Spin: An Efficient Secure Computation Framework with GPU Acceleration
Wuxuan Jiang, Xiangjun Song, Shenbai Hong, Haijun Zhang, Wenxin Liu, Bo Zhao, Wei Xu, Yi Li
TL;DR
Spin addresses the tension between privacy and efficiency in multi-party computation by delivering a GPU-accelerated framework that supports dishonest-majority security. It introduces novel nonlinear-function algorithms (reciprocal, exponentiation, logarithm) and attention-specific optimizations to accelerate secure CNN training and Transformer inference, backed by RDMA-enabled communication and CPU-GPU hybrid execution. Empirical results show up to $2\times$ speedups in training, improved accuracy relative to state-of-the-art, and substantial efficiency gains in Transformer inference for models with tens of millions of parameters. The work demonstrates practical viability of secure training and inference for large neural networks, with concrete hardware-aware optimizations and a pathway to scaling to larger models and clusters.
Abstract
Accuracy and efficiency remain challenges for multi-party computation (MPC) frameworks. Spin is a GPU-accelerated MPC framework that supports multiple computation parties and a dishonest majority adversarial setup.
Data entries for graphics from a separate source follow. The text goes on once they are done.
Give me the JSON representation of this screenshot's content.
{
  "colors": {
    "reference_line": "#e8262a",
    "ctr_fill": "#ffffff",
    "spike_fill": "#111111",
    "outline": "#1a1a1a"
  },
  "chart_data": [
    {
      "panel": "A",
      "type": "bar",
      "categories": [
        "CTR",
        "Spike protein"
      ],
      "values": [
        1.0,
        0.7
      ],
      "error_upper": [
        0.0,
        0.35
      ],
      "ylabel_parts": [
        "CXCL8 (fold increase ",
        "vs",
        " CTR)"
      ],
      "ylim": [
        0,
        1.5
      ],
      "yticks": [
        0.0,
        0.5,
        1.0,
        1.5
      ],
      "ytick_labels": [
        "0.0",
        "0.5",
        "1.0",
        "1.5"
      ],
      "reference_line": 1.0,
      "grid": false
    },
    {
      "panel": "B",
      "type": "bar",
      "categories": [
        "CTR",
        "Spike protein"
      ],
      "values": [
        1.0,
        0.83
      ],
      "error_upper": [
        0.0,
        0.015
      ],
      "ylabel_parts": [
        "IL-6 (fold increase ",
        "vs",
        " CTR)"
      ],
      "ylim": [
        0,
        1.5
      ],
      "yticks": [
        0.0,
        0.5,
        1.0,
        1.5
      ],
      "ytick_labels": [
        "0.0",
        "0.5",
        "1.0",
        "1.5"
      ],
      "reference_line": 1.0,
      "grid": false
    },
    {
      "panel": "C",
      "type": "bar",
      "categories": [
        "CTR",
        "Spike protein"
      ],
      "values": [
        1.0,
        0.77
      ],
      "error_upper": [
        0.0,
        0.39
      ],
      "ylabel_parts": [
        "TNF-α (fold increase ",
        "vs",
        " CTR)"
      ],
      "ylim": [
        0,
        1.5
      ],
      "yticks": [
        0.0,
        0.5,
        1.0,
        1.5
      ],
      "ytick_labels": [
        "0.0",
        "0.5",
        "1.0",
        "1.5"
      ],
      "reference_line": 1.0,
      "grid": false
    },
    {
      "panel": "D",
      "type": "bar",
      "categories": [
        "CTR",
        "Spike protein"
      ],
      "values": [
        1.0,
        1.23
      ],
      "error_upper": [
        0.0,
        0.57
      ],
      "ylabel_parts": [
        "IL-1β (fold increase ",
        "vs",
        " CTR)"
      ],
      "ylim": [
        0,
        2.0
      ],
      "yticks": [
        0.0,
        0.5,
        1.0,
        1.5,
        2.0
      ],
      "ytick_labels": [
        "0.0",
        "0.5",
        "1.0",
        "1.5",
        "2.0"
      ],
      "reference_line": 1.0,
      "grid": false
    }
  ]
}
We propose optimized protocols for non-linear functions that are critical for machine learning, as well as several novel optimizations specific to attention that is the fundamental unit of Transformer models, allowing Spin to perform non-trivial CNNs training and Transformer inference without sacrificing security. At the backend level, Spin leverages GPU, CPU, and RDMA-enabled smart network cards for acceleration. Comprehensive evaluations demonstrate that Spin can be up to $2\times$ faster than the state-of-the-art for deep neural network training. For inference on a Transformer model with 18.9 million parameters, our attention-specific optimizations enable Spin to achieve better efficiency, less communication, and better accuracy.